Several critical vulnerabilities for UNIX systems targeting the CUPS server were discovered and disclosed today. The researcher who discovered them published a technical report at https://www.evilsocket.net/2024/09/26/Attacking-UNIX-systems-via-CUPS-Part-I/
The vulnerabilities are listed below:
- CVE-2024-47176 | cups-browsed <= 2.0.1 binds on UDP INADDR_ANY:631 trusting any packet from any source to trigger a Get-Printer-Attributes IPP request to an attacker controlled URL.
- CVE-2024-47076 | libcupsfilters <= 2.1b1 cfGetPrinterAttributes5 does not validate or sanitize the IPP attributes returned from an IPP server, providing attacker controlled data to the rest of the CUPS system.
- CVE-2024-47175 | libppd <= 2.1b1 ppdCreatePPDFromIPP2 does not validate or sanitize the IPP attributes when writing them to a temporary PPD file, allowing the injection of attacker controlled data in the resulting PPD.
- CVE-2024-47177 | cups-filters <= 2.0.1 foomatic-rip allows arbitrary command execution via the FoomaticRIPCommandLine PPD parameter.
The impact is very high because a possible attacker can replace a printer resulting in arbitrary remote command execution (RCE).

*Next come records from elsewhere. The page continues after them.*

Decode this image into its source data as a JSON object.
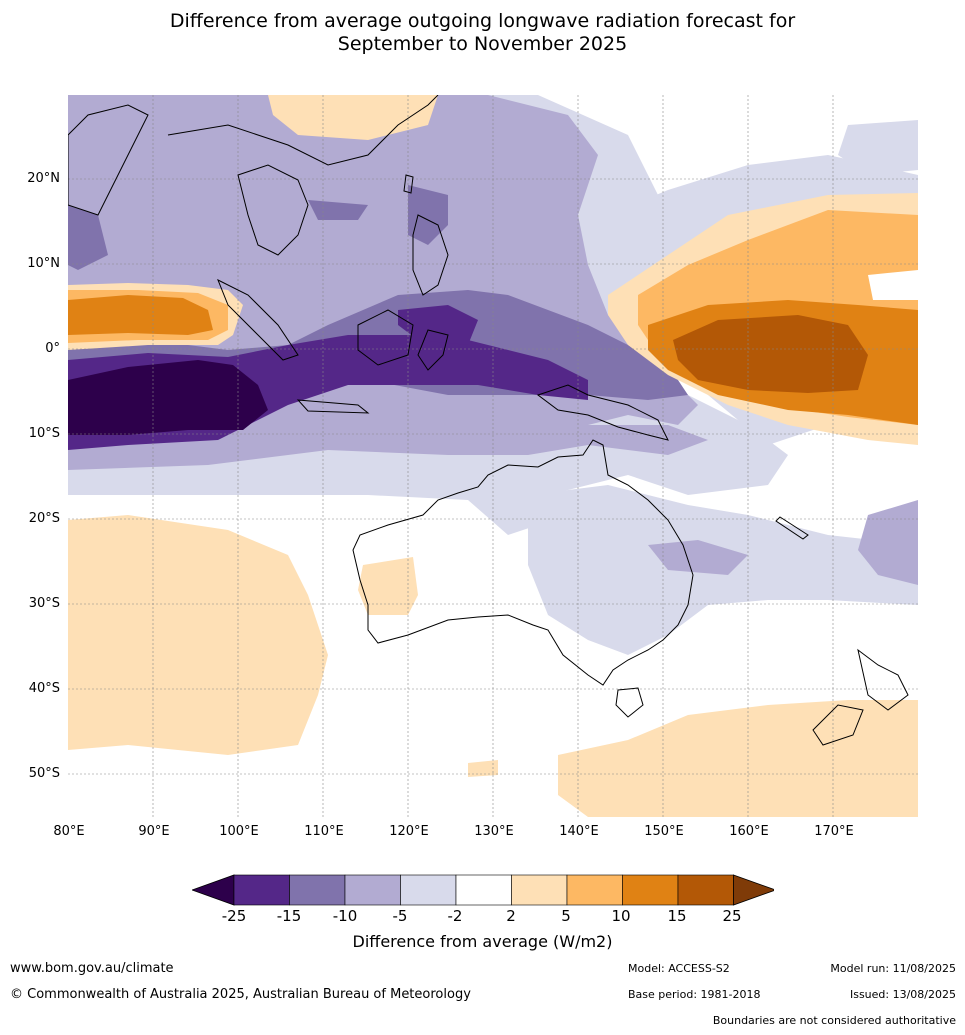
{
  "title_line1": "Difference from average outgoing longwave radiation forecast for",
  "title_line2": "September to November 2025",
  "lat_labels": [
    "20°N",
    "10°N",
    "0°",
    "10°S",
    "20°S",
    "30°S",
    "40°S",
    "50°S"
  ],
  "lon_labels": [
    "80°E",
    "90°E",
    "100°E",
    "110°E",
    "120°E",
    "130°E",
    "140°E",
    "150°E",
    "160°E",
    "170°E"
  ],
  "colorbar": {
    "ticks": [
      "-25",
      "-15",
      "-10",
      "-5",
      "-2",
      "2",
      "5",
      "10",
      "15",
      "25"
    ],
    "colors": [
      "#2d004b",
      "#542788",
      "#8073ac",
      "#b2abd2",
      "#d8daeb",
      "#ffffff",
      "#fee0b6",
      "#fdb863",
      "#e08214",
      "#b35806",
      "#7f3b08"
    ],
    "label": "Difference from average (W/m2)"
  },
  "footer": {
    "website": "www.bom.gov.au/climate",
    "copyright": "© Commonwealth of Australia 2025, Australian Bureau of Meteorology",
    "model": "Model: ACCESS-S2",
    "base_period": "Base period: 1981-2018",
    "model_run": "Model run: 11/08/2025",
    "issued": "Issued: 13/08/2025",
    "disclaimer": "Boundaries are not considered authoritative"
  }
}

Are Bitnami applications affected? Are Tanzu Application Catalog applications affected? No.
No applications packaged by Bitnami or our enterprise version VMware Tanzu Application Catalog are affected: none of our containers, Helm charts, OVAs or Cloud Images ship the CUPS server or packages. For OVAs and Cloud Images, even the server is not installed by default, the firewall does not expose the CUPS default port.